How to adapt – the importance of business agility

Columnists

Over the past decade, advancements in technology have transformed businesses. Just ten years ago, most companies used a now-obsolete fax machine every day. Taking artificial intelligence (AI) as an example, the term and technology is referred to in corporate environments without a blink of an eye – a dramatic difference to ten years ago, where it was viewed with suspicion.

Amid the rapid pace and ever-changing landscape of today’s business climate, organisations of every size are seeking every avenue possible to stay one step ahead of the competition. Amazon continues to spearhead innovations in business – and its pioneering agility should be recognised by any business leader.

Ensuring a business is equipped and able to adapt to shifts in technology is essential – it is the key to the success of any company.

Top down change

As technology continues to advance, business leaders have a tremendous amount of responsibility to keep up and ensure any changes are properly implemented. According to a study by Willis Towers Watson, 28% of CEOs who were fired by their board were dismissed because they “mismanaged change”. Employees look to senior figures to show they are completely committed to the initiatives they are implementing.

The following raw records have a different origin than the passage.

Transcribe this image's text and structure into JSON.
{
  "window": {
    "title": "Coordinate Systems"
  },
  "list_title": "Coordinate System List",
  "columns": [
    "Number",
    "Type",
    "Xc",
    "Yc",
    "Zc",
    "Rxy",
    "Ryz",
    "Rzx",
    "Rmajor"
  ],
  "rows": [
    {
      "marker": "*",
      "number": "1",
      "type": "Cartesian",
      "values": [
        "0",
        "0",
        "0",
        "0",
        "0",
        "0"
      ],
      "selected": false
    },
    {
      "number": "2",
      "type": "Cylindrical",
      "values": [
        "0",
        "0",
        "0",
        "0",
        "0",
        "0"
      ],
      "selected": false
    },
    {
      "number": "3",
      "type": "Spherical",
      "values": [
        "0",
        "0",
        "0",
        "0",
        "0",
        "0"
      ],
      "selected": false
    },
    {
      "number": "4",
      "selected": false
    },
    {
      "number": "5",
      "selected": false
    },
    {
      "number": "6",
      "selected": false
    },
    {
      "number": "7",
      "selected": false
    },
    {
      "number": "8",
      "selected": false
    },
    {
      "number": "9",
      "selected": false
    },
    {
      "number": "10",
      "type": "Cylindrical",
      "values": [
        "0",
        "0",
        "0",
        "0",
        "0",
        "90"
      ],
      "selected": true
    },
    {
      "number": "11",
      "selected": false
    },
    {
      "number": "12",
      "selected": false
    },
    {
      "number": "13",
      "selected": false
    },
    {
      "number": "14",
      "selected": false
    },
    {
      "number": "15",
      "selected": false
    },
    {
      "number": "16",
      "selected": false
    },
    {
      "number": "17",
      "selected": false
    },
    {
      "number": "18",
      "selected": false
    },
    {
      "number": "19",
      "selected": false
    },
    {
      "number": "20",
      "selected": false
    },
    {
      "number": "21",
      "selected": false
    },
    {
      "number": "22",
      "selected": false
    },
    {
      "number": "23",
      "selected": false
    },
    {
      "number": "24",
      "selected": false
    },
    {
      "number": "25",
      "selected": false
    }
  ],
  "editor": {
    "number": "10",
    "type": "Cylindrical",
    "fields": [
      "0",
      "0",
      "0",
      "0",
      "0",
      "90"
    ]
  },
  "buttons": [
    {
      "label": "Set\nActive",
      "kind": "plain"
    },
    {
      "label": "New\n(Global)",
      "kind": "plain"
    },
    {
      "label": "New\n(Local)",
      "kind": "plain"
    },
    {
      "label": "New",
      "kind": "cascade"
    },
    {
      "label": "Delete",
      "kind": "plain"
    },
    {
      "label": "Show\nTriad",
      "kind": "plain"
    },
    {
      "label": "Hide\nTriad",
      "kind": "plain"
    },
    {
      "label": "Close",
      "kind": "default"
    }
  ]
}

To progress, leaders must be at the forefront of understanding and believing in the transformations they are investing in. With competitors and challengers looking to get ahead by readily investing in the latest technologies, there is pressure for legacy companies to play catch up and stay relevant.

App-based challenger bank Monzo distinguishes itself from legacy banks by creating a philosophy of constant adaptation and open and honest communication with its customers to distinguish itself from the less technology-savvy communication style of legacy banks.

Halifax recently updated its app and was widely criticised for taking a little too much inspiration from rival Monzo – quite literally copying and pasting the challenger’s card, including the details of a Monzo employee – in its launch marketing materials. Change must be implemented in order to keep abreast of the competition – but it must be original. Monzo’s CEO gleefully pointed out its rival’s clumsy mistake, and Halifax was open to ridicule.

Research from a survey of 2,000 people with a bank account in the UK found that 46% of UK consumers would be more likely to try out a new bank account if it provided features based on preference and lifestyle, such as visual spending, bill splitting and travel insurance.

When it came to consumers in the Generation Z age bracket, figures rose to 70%. By offering these and many other forward-thinking functions, Monzo and fellow challenger banks have distinguished themselves from traditional banks and won firm support from Generation Z.

The banking example can be applied across all sectors: in order to remain competitive, leaders must adapt their service offerings to suit the needs of today’s consumers.

Effective change management

An agile business has processes and leaders in place to effectively manage any changes, such as the introduction of new technologies. Taking AI as an example, there must be a clear application for the technology before steps are taken for implementing into a business.

Accountancy firm PWC predicts UK GDP will be up 10.3% higher by 2030 through successful use of AI, so it’s little surprise that so many companies, spanning the full spectrum of sectors, are pushing to automate and add machine learning wherever possible.

However, McKinsey data shows that change management as a process often fails AI- 70% of programmes do not reach their goals, due to factors like employee resistance and lack of belief in managers. Agile businesses, however, understand these limitations, and keep going – they continue to experiment with ways that technology can help their business even if the original plan fell short.

IBM, for example, uses AI and machine learning to predict (with a staggering 95% accuracy) which employees are going to leave. The technology has replaced just under a third of its HR team and is used to complement the essential human skills required for that function.

It’s a brilliant – albeit slightly 1984 – example of a successful way to use technology to quite literally manage changes in a company. As of last month, it saved the technology giant just shy of $300m in retention costs.

IBM’s CEO has been quoted as saying AI will change 100% of jobs in the next five to ten years. This may be true but it hinges, again, on a company’s ability to be able to constantly adapt and measure implementations of technology and think: is this actually helping?

With IBM, there’s a clear cause and effect of how it has saved them money and also aided reatining talent, but there are a multitude of examples of how AI didn’t serve its intended purpose. It’s vital to always take stock of technology and have effective change management processes to make sure it’s truly helping the business, employees and leaders alike.